The spectrum of responses to the October 7 attack is wide and varied, both among states and their populations. While Turkey is not alone in refusing to describe Hamas as a terror group, some major states — Russia and China, for example — are ambivalent. Consequently, this deadlock on restraining Israel is likely to persist till the US reviews its support to the Netanyahu government.

Civil society across the world has staged a series of protests calling for an end to the Israeli attacks, and this is the silver lining. Cutting across the poisonous religious binary, a large number of Jews in New York are in the forefront of the peace campaign and many others have also extended support to the cause of Palestine (in London and Istanbul) and this is also visible in India, though on a smaller scale.

The Israeli response is understandable — the terrorists who attacked it and killed its citizens have to be punished. However, the manner in which Israel has prosecuted this war may not be prudent in the long run for arriving at a consensual political settlement with Palestine (an Oslo-plus template?) and the tactical policy of maximum force shows blatant disregard for international humanitarian law and ethical norms.

What is the way ahead in Gaza? The probability is that the violence will increase and more civilians will perish. The anguishing question that haunts the liberal constituency is: how many more children will be killed to avenge the October 7 attack? If there is no cessation of the war, the possibility of escalation is high and this can lead to the involvement of other state-sponsored groups; in that case, the regional dynamics will become even more volatile than they are now.

In this blood-spattered crisis that has found major powers abdicating their responsibility to strive for peace (however elusive it may appear now), former French PM Dominique de Villepin, better remembered for leading France’s opposition to the US-led Iraq war, has made an insightful assessment. In an interview, he cautions the world about what could be a ‘Hamas trap’: one that will entice Israel and its supporters to higher levels of militarism, and the overlap with the trap of Occidentalism. The de Villepin assessment warrants an objective introspection.
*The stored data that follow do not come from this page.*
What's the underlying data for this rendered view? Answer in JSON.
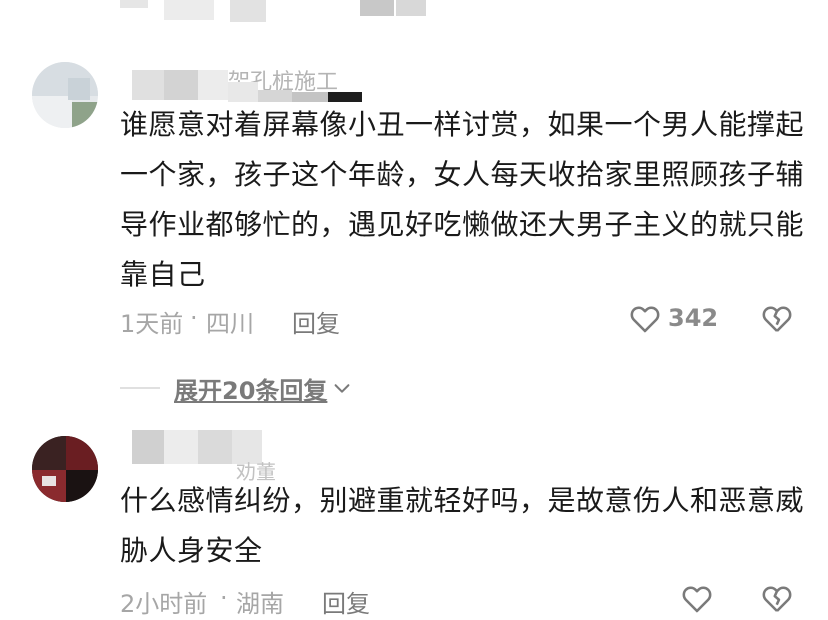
{
  "top_fragment": {
    "blurred": true
  },
  "comments": [
    {
      "username_partial": "架孔桩施工",
      "text": "谁愿意对着屏幕像小丑一样讨赏，如果一个男人能撑起一个家，孩子这个年龄，女人每天收拾家里照顾孩子辅导作业都够忙的，遇见好吃懒做还大男子主义的就只能靠自己",
      "time": "1天前",
      "separator": "·",
      "location": "四川",
      "reply_label": "回复",
      "like_count": "342"
    },
    {
      "username_partial": "劝董",
      "text": "什么感情纠纷，别避重就轻好吗，是故意伤人和恶意威胁人身安全",
      "time": "2小时前",
      "separator": "·",
      "location": "湖南",
      "reply_label": "回复",
      "like_count": ""
    }
  ],
  "expand_replies": {
    "label": "展开20条回复",
    "chevron": "chevron-down-icon"
  },
  "icons": {
    "like": "heart-outline-icon",
    "dislike": "broken-heart-icon"
  },
  "colors": {
    "text": "#1a1a1a",
    "meta": "#a6a6a6",
    "icon": "#7a7a7a"
  }
}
Other political leaders, such as former US President Barack Obama and former Palestinian Authority Prime Minister Salam Fayyad, have joined the animated public discourse. This is a very small cross-section of the often disparaged peaceniks; at this stage, when there is no discernible light at the end of the bloody Gaza tunnel, patient diplomacy anchored in an equitable, long-term solution must be pursued with all interlocutors.

Hamas and its affiliates that are wedded to the gory path of terror must be quarantined and rendered ineffective — both ideologically and militarily — so that such groups are divested of their ability to terrorise the state and society.